Intel fulfilling Europe’s hunger for semiconductor chips


Semiconductor chip shortage has been a prominent issue disrupting the European supply chain. Through the Chips Act the European Union is looking for solutions to strengthen Europe’s technological leadership along with responsible sourcing. The efforts are being directed towards reducing the EU’s over-reliance on a single region for semiconductor chip supply.

On March 15, 2022, Intel announced investments up to € 80 billion to create a world-class semiconductor ecosystem in the European Union. The plan is to create an entire semiconductor value chain – from research and development (R&D) to manufacturing and to state-of-the art packaging technologies over the next decade. This initiative will enhance Europe’s R&D innovation as well as create leading-edge manufacturing for “Made in Europe” chips and is welcomed by several industry partners.

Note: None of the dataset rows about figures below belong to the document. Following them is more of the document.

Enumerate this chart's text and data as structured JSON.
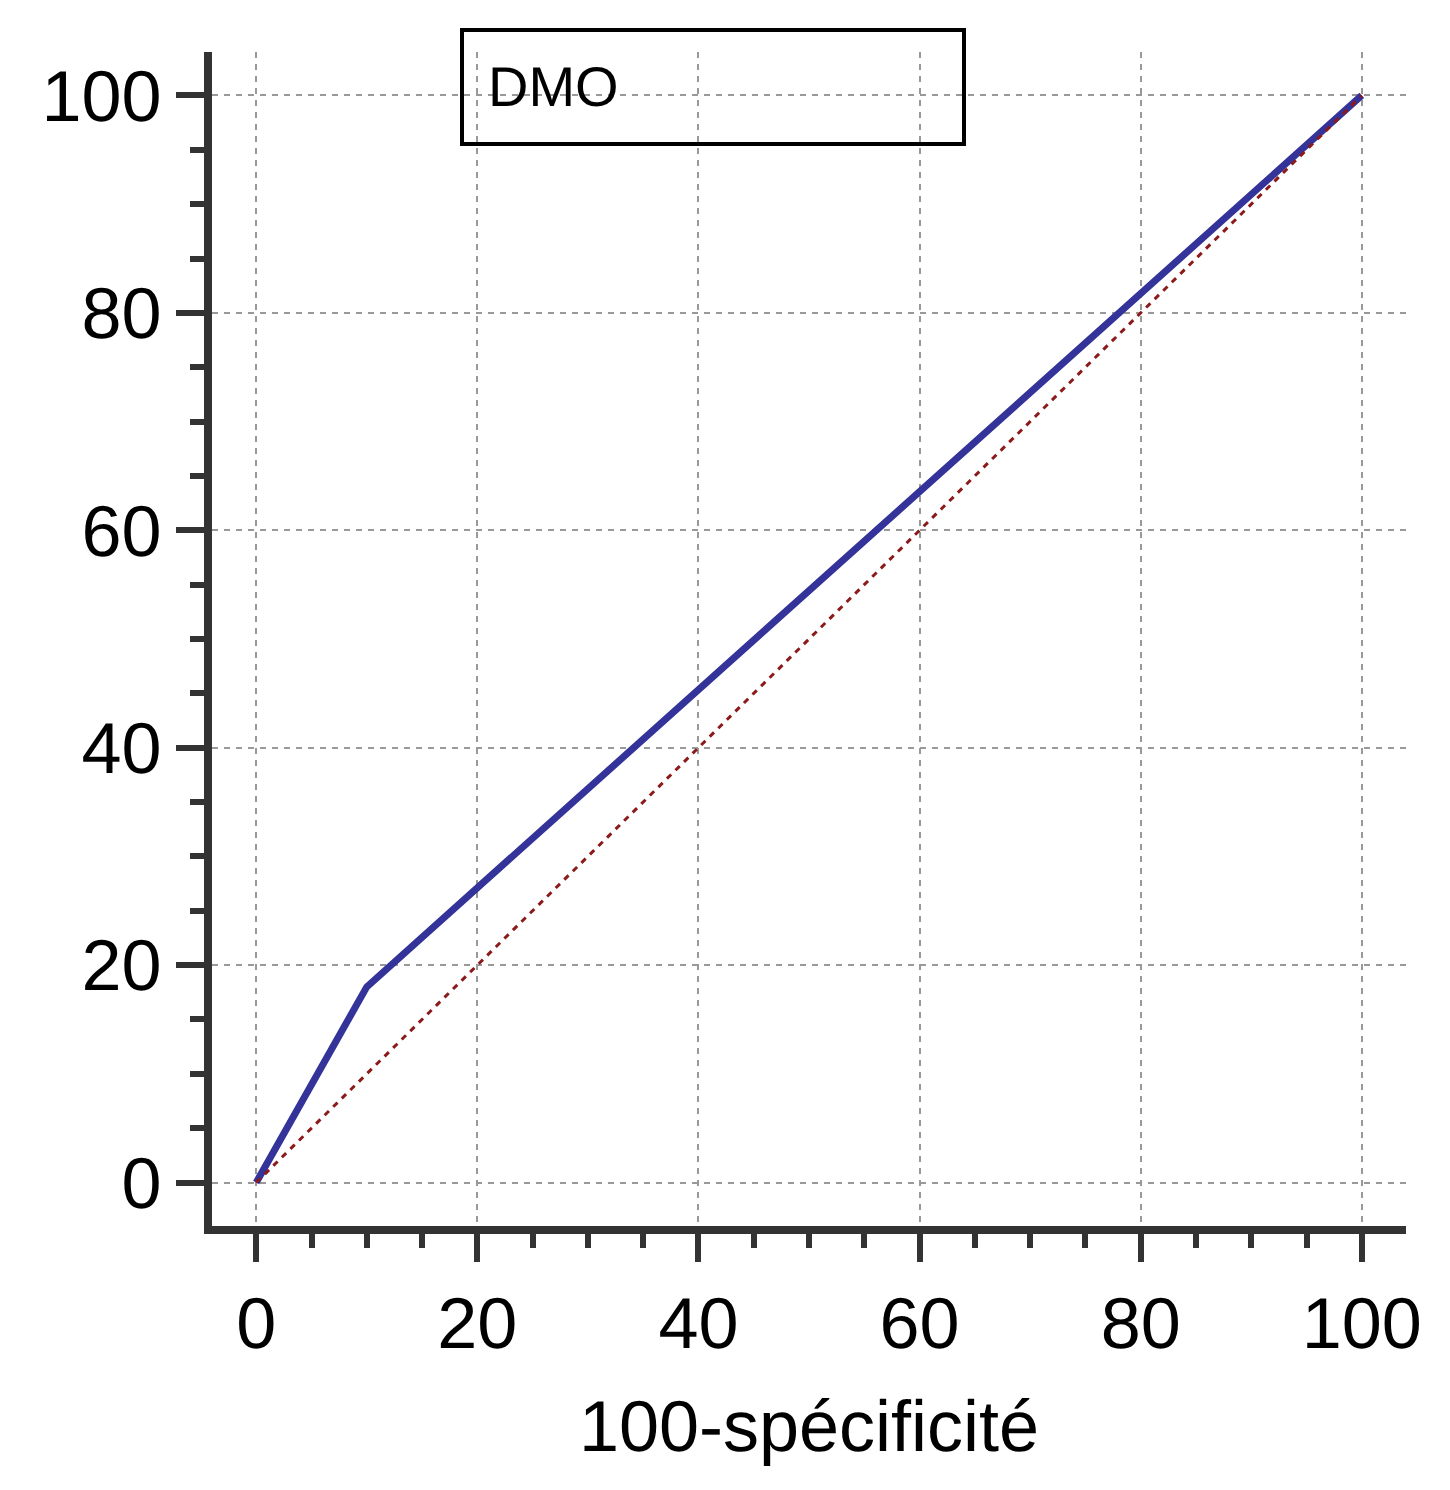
{
  "chart_data": {
    "type": "line",
    "title": "DMO",
    "xlabel": "100-spécificité",
    "xlim": [
      -4,
      104
    ],
    "ylim": [
      -4,
      104
    ],
    "xticks": [
      0,
      20,
      40,
      60,
      80,
      100
    ],
    "yticks": [
      0,
      20,
      40,
      60,
      80,
      100
    ],
    "grid": true,
    "marker": "none",
    "series": [
      {
        "x": [
          0,
          10,
          100
        ],
        "values": [
          0,
          18,
          100
        ],
        "color": "#333399",
        "line_style": "solid"
      },
      {
        "x": [
          0,
          100
        ],
        "values": [
          0,
          100
        ],
        "color": "#8b1a1a",
        "line_style": "dotted"
      }
    ]
  }
}
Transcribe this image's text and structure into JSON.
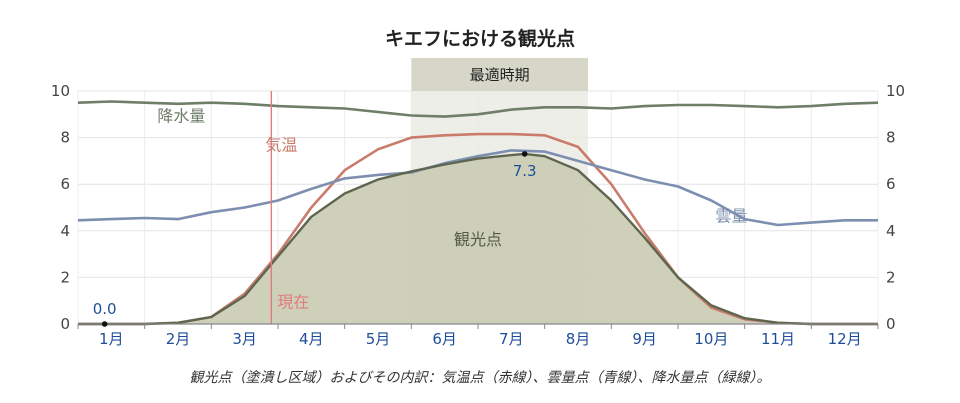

As a part of its initial investment, Intel announced an initial first phase € 17 billion investment into a project in the city of Magdeburg, Germany. The project aims at delivering semiconductor chips using Intel’s most advanced transistor technologies. Magdeburg will be the future site of 2 major semiconductor factories. Many cities across Europe were contesting for this investment, however, Magdeburg came on top due to its renowned research facilities, its existing industrial area with logistical advantages, and the availability of skilled professionals. This new “Silicon Junction” will create 7,000 construction jobs, and 3,000 permanent high-tech jobs at Intel. The pull effect for other tech-related investments will also play a significant role in the infrastructural development of Magdeburg.

This marks the largest single private investment in Europe which will also include back-end manufacturing facilities with an investment of up to € 4.5 billion in Italy, a European R&D hub in France, a lab expansion in Poland, as well as other investments in the Netherlands, Ireland, and Spain. The initiative will lay the groundwork for a networking semiconductor supply chain. Semiconductor supply chain resiliency will be the ultimate solution across industries which are currently hampered with inflation of raw material prices, and supply chain disruptions due to the pandemic as well as geo-political tensions.

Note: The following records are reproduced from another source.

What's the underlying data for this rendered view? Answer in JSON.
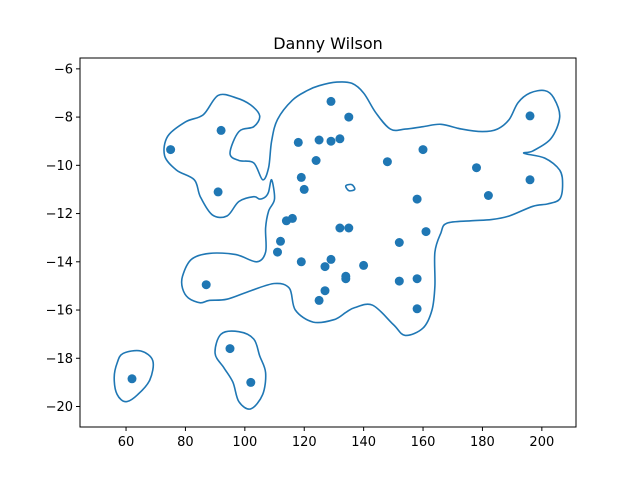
{
  "chart_data": {
    "type": "scatter",
    "title": "Danny Wilson",
    "xlabel": "",
    "ylabel": "",
    "xlim": [
      44.5,
      211.5
    ],
    "ylim": [
      -20.85,
      -5.55
    ],
    "xticks": [
      60,
      80,
      100,
      120,
      140,
      160,
      180,
      200
    ],
    "yticks": [
      -20,
      -18,
      -16,
      -14,
      -12,
      -10,
      -8,
      -6
    ],
    "grid": false,
    "color": "#1f77b4",
    "points": [
      {
        "x": 62,
        "y": -18.85
      },
      {
        "x": 75,
        "y": -9.35
      },
      {
        "x": 87,
        "y": -14.95
      },
      {
        "x": 91,
        "y": -11.1
      },
      {
        "x": 92,
        "y": -8.55
      },
      {
        "x": 95,
        "y": -17.6
      },
      {
        "x": 102,
        "y": -19.0
      },
      {
        "x": 111,
        "y": -13.6
      },
      {
        "x": 112,
        "y": -13.15
      },
      {
        "x": 114,
        "y": -12.3
      },
      {
        "x": 116,
        "y": -12.2
      },
      {
        "x": 118,
        "y": -9.05
      },
      {
        "x": 119,
        "y": -10.5
      },
      {
        "x": 119,
        "y": -14.0
      },
      {
        "x": 120,
        "y": -11.0
      },
      {
        "x": 124,
        "y": -9.8
      },
      {
        "x": 125,
        "y": -8.95
      },
      {
        "x": 125,
        "y": -15.6
      },
      {
        "x": 127,
        "y": -14.2
      },
      {
        "x": 127,
        "y": -15.2
      },
      {
        "x": 129,
        "y": -7.35
      },
      {
        "x": 129,
        "y": -9.0
      },
      {
        "x": 129,
        "y": -13.9
      },
      {
        "x": 132,
        "y": -8.9
      },
      {
        "x": 132,
        "y": -12.6
      },
      {
        "x": 134,
        "y": -14.6
      },
      {
        "x": 134,
        "y": -14.7
      },
      {
        "x": 135,
        "y": -8.0
      },
      {
        "x": 135,
        "y": -12.6
      },
      {
        "x": 140,
        "y": -14.15
      },
      {
        "x": 148,
        "y": -9.85
      },
      {
        "x": 152,
        "y": -13.2
      },
      {
        "x": 152,
        "y": -14.8
      },
      {
        "x": 158,
        "y": -11.4
      },
      {
        "x": 158,
        "y": -14.7
      },
      {
        "x": 158,
        "y": -15.95
      },
      {
        "x": 160,
        "y": -9.35
      },
      {
        "x": 161,
        "y": -12.75
      },
      {
        "x": 178,
        "y": -10.1
      },
      {
        "x": 182,
        "y": -11.25
      },
      {
        "x": 196,
        "y": -7.95
      },
      {
        "x": 196,
        "y": -10.6
      }
    ],
    "contours": [
      [
        [
          59,
          -17.8
        ],
        [
          65,
          -17.7
        ],
        [
          69,
          -18.1
        ],
        [
          68,
          -18.9
        ],
        [
          64,
          -19.5
        ],
        [
          60,
          -19.8
        ],
        [
          57,
          -19.5
        ],
        [
          56,
          -18.8
        ],
        [
          57,
          -18.2
        ],
        [
          59,
          -17.8
        ]
      ],
      [
        [
          92,
          -17.0
        ],
        [
          98,
          -16.9
        ],
        [
          103,
          -17.2
        ],
        [
          105,
          -17.9
        ],
        [
          107,
          -18.6
        ],
        [
          106,
          -19.5
        ],
        [
          102,
          -20.1
        ],
        [
          98,
          -19.8
        ],
        [
          96,
          -19.0
        ],
        [
          93,
          -18.4
        ],
        [
          90,
          -17.8
        ],
        [
          92,
          -17.0
        ]
      ],
      [
        [
          134,
          -10.85
        ],
        [
          136,
          -10.8
        ],
        [
          137,
          -11.0
        ],
        [
          135,
          -11.05
        ],
        [
          134,
          -10.85
        ]
      ],
      [
        [
          80,
          -8.2
        ],
        [
          86,
          -7.9
        ],
        [
          91,
          -7.1
        ],
        [
          97,
          -7.2
        ],
        [
          102,
          -7.5
        ],
        [
          105,
          -7.95
        ],
        [
          103,
          -8.4
        ],
        [
          98,
          -8.6
        ],
        [
          95,
          -9.5
        ],
        [
          98,
          -9.8
        ],
        [
          103,
          -9.9
        ],
        [
          106,
          -10.6
        ],
        [
          108,
          -10.1
        ],
        [
          109,
          -9.0
        ],
        [
          111,
          -8.1
        ],
        [
          116,
          -7.3
        ],
        [
          121,
          -6.9
        ],
        [
          125,
          -6.7
        ],
        [
          131,
          -6.55
        ],
        [
          136,
          -6.6
        ],
        [
          140,
          -7.0
        ],
        [
          144,
          -7.8
        ],
        [
          149,
          -8.5
        ],
        [
          154,
          -8.5
        ],
        [
          160,
          -8.4
        ],
        [
          166,
          -8.3
        ],
        [
          173,
          -8.5
        ],
        [
          180,
          -8.6
        ],
        [
          185,
          -8.5
        ],
        [
          189,
          -8.1
        ],
        [
          192,
          -7.4
        ],
        [
          196,
          -7.0
        ],
        [
          201,
          -6.9
        ],
        [
          204,
          -7.2
        ],
        [
          206,
          -8.0
        ],
        [
          203,
          -8.9
        ],
        [
          197,
          -9.4
        ],
        [
          194,
          -9.5
        ],
        [
          201,
          -9.7
        ],
        [
          206,
          -10.2
        ],
        [
          207,
          -10.8
        ],
        [
          206,
          -11.4
        ],
        [
          202,
          -11.6
        ],
        [
          197,
          -11.7
        ],
        [
          189,
          -12.1
        ],
        [
          183,
          -12.25
        ],
        [
          176,
          -12.3
        ],
        [
          168,
          -12.4
        ],
        [
          166,
          -12.8
        ],
        [
          164,
          -13.6
        ],
        [
          164,
          -15.0
        ],
        [
          163,
          -16.0
        ],
        [
          160,
          -16.75
        ],
        [
          154,
          -17.05
        ],
        [
          150,
          -16.6
        ],
        [
          143,
          -15.8
        ],
        [
          137,
          -15.9
        ],
        [
          134,
          -16.1
        ],
        [
          130,
          -16.4
        ],
        [
          123,
          -16.5
        ],
        [
          117,
          -16.0
        ],
        [
          115,
          -15.1
        ],
        [
          110,
          -14.9
        ],
        [
          102,
          -15.2
        ],
        [
          94,
          -15.55
        ],
        [
          88,
          -15.6
        ],
        [
          85,
          -15.7
        ],
        [
          81,
          -15.5
        ],
        [
          79,
          -15.1
        ],
        [
          79,
          -14.6
        ],
        [
          82,
          -13.9
        ],
        [
          88,
          -13.65
        ],
        [
          97,
          -13.7
        ],
        [
          104,
          -14.0
        ],
        [
          107,
          -13.6
        ],
        [
          107,
          -12.6
        ],
        [
          108,
          -11.9
        ],
        [
          110,
          -11.4
        ],
        [
          109,
          -10.6
        ],
        [
          108,
          -11.1
        ],
        [
          107,
          -11.3
        ],
        [
          105,
          -11.4
        ],
        [
          103,
          -11.3
        ],
        [
          98,
          -11.5
        ],
        [
          94,
          -12.1
        ],
        [
          89,
          -12.05
        ],
        [
          85,
          -11.3
        ],
        [
          83,
          -10.6
        ],
        [
          77,
          -10.2
        ],
        [
          73,
          -9.6
        ],
        [
          74,
          -8.8
        ],
        [
          80,
          -8.2
        ]
      ]
    ]
  }
}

Intel’s plans for investment will boost the European material and equipment supplier industry and generate a strong customer base across industries in Europe. In addition, the investment will attract a pool of qualified professionals which will drive leading edge chip design capabilities. This European semiconductor ecosystem will support the EU’s climate targets, and 2030 sustainability goals. The new factory will start its production from 2027 onwards and will help Europe to overcome the global chip shortage by decreasing the dependency on Asian producers.